Whenever Arabella cries, parents Mindy and Christopher Koehler only feel joy. That’s because of a devastating diagnosis they got during an ultrasound.
“My child has a problem," mom Mindy Koehler described when she got the news. "I felt like so confused and lost.”
Their doctor told them it was congenital diaphragmatic hernia or CDH. A birth defect that impacts one of every 3,000 pregnancies. For babies with CDH, the diaphragm does not develop properly. Abdominal organs move up through the resulting hole in the chest, squeezing off healthy lung growth. CDH basically leaves babies with dangerously small lungs. Only about 50% of them live past their first six months. The severity impacts survivability with worse cases as low as 10% and the less severe cases as high as 70%, on a national average.
2-month-old Arabella had the most severe form of it. Doctor after doctor advised the Koehlers to consider aborting because she would only have a 10% chance of living. These parents were left hopeless and heartbroken until a CDH support group pointed them to Johns Hopkins All Children’s Hospital and Dr. David Kays.

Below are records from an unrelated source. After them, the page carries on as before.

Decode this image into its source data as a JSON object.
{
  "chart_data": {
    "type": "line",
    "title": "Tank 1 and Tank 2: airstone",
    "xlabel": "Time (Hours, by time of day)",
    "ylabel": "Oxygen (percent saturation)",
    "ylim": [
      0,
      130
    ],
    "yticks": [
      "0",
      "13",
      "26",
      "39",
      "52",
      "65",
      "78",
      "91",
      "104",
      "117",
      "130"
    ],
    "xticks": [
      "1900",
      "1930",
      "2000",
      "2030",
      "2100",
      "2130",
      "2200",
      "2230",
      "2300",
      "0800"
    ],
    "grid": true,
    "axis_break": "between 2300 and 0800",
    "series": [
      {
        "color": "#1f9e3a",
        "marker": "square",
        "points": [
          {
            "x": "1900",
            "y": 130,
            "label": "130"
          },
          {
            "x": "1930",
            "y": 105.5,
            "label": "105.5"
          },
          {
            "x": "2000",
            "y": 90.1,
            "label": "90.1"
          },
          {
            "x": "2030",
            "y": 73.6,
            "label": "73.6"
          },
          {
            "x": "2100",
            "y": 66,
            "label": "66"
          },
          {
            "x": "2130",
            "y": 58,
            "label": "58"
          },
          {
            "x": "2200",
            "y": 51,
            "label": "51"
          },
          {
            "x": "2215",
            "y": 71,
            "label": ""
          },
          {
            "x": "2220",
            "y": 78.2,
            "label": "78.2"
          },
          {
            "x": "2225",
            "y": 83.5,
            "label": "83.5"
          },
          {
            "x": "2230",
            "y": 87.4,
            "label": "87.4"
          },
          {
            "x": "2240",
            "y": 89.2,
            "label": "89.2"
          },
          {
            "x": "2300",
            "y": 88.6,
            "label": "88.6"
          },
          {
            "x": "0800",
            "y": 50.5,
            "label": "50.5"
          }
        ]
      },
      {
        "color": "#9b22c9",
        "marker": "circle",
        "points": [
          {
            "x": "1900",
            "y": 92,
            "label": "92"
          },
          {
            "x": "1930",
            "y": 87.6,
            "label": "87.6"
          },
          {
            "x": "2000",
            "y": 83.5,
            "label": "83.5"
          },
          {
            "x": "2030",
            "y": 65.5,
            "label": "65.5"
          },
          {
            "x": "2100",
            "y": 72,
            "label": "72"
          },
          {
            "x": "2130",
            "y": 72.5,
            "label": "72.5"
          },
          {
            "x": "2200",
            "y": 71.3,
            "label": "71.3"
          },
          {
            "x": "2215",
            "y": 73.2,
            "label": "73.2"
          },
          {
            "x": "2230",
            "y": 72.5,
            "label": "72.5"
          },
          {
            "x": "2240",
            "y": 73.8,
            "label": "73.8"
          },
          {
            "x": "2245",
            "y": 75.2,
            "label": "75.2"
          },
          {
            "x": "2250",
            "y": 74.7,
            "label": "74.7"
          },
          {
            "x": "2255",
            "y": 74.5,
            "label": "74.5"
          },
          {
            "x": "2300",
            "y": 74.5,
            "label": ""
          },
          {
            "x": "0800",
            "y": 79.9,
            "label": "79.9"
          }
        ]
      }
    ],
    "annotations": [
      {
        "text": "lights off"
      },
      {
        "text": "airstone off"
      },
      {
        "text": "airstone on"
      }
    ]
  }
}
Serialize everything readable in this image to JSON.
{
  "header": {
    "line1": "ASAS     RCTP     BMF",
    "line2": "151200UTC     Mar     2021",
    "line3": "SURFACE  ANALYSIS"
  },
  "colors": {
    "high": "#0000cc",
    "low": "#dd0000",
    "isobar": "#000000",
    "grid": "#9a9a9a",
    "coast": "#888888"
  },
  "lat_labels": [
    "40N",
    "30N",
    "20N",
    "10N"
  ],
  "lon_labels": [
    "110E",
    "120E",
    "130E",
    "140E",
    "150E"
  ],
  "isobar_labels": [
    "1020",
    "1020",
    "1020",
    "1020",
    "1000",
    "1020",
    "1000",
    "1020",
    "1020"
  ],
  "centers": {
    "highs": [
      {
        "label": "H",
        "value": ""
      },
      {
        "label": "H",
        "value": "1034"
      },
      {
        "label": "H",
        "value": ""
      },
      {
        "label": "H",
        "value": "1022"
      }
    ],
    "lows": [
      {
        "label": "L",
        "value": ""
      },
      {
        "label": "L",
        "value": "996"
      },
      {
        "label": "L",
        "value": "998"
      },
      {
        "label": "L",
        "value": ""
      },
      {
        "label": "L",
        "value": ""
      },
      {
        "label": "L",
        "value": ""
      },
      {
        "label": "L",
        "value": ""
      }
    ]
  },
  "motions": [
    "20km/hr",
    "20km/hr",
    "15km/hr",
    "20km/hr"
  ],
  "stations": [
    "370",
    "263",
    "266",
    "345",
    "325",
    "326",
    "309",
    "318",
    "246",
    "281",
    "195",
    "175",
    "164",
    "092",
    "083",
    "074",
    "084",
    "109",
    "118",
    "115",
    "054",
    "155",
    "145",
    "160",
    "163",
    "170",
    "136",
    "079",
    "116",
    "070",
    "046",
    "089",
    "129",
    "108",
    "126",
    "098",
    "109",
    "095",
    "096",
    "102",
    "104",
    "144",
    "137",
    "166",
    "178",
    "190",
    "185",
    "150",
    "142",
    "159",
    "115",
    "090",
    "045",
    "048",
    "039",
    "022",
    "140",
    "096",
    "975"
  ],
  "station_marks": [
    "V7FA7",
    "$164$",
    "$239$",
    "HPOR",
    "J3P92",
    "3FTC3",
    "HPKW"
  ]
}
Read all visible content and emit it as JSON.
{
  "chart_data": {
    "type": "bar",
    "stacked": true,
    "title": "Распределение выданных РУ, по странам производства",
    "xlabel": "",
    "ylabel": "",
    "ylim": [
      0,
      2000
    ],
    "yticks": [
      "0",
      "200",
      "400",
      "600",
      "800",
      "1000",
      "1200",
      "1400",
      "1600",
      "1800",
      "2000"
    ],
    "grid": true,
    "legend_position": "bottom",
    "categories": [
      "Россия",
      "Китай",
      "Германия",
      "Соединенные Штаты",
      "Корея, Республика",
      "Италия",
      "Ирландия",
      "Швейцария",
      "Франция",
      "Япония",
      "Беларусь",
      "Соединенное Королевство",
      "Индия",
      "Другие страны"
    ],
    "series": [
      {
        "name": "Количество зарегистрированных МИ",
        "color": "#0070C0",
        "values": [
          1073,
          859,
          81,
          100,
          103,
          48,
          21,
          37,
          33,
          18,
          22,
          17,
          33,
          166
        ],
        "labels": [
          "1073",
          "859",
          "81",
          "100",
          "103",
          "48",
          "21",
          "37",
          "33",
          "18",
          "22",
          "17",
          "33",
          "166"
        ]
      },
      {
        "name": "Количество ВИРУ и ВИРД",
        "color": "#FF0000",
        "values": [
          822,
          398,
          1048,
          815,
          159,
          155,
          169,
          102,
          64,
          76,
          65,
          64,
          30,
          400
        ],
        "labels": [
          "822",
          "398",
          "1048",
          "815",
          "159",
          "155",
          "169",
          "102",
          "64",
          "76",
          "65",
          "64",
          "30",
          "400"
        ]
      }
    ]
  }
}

“And he said ‘I will tell you that she’s got enough lung to survive’ he said. ‘she may not win the marathon but she will participate.’ He gave us an 85% chance.’" said Christopher Koehler of his conversation with Dr. Kays.
“We believe we have the highest survival rate in the world for CDH," said Dr. Kays.
At more than 95% it's sparking a surge of patients from around the world. It convinced the Koehlers to travel from coast to coast. They flew in from California for Kays' help. Part of the doctor's secret to success is taking the risk of surgery. Nationwide doctors are reluctant to do surgery for fear of making the sick babies worse.
“Doing a major operation like a CDH repair on a baby whose blood doesn’t clot is a scary thing and leads to a high risk of bleeding," said Kays.
This is the part where Kays differs from other doctors. He believes repair surgery is critical to helping these infants use their lungs. Kays wants other hospitals to be as successful that's why he's working on publishing his data in a medical journal. Hoping this will give more of these newborns back their ability to cry and save their lives.
“I was waiting just the whole time to hold her," cried Mindy Koehler.
She only got to touch Arabella once the tubes were removed. More than a month and a half after she was born.
“It used to be that the families didn’t believe us but it’s happened enough times that they believe it," said Kays.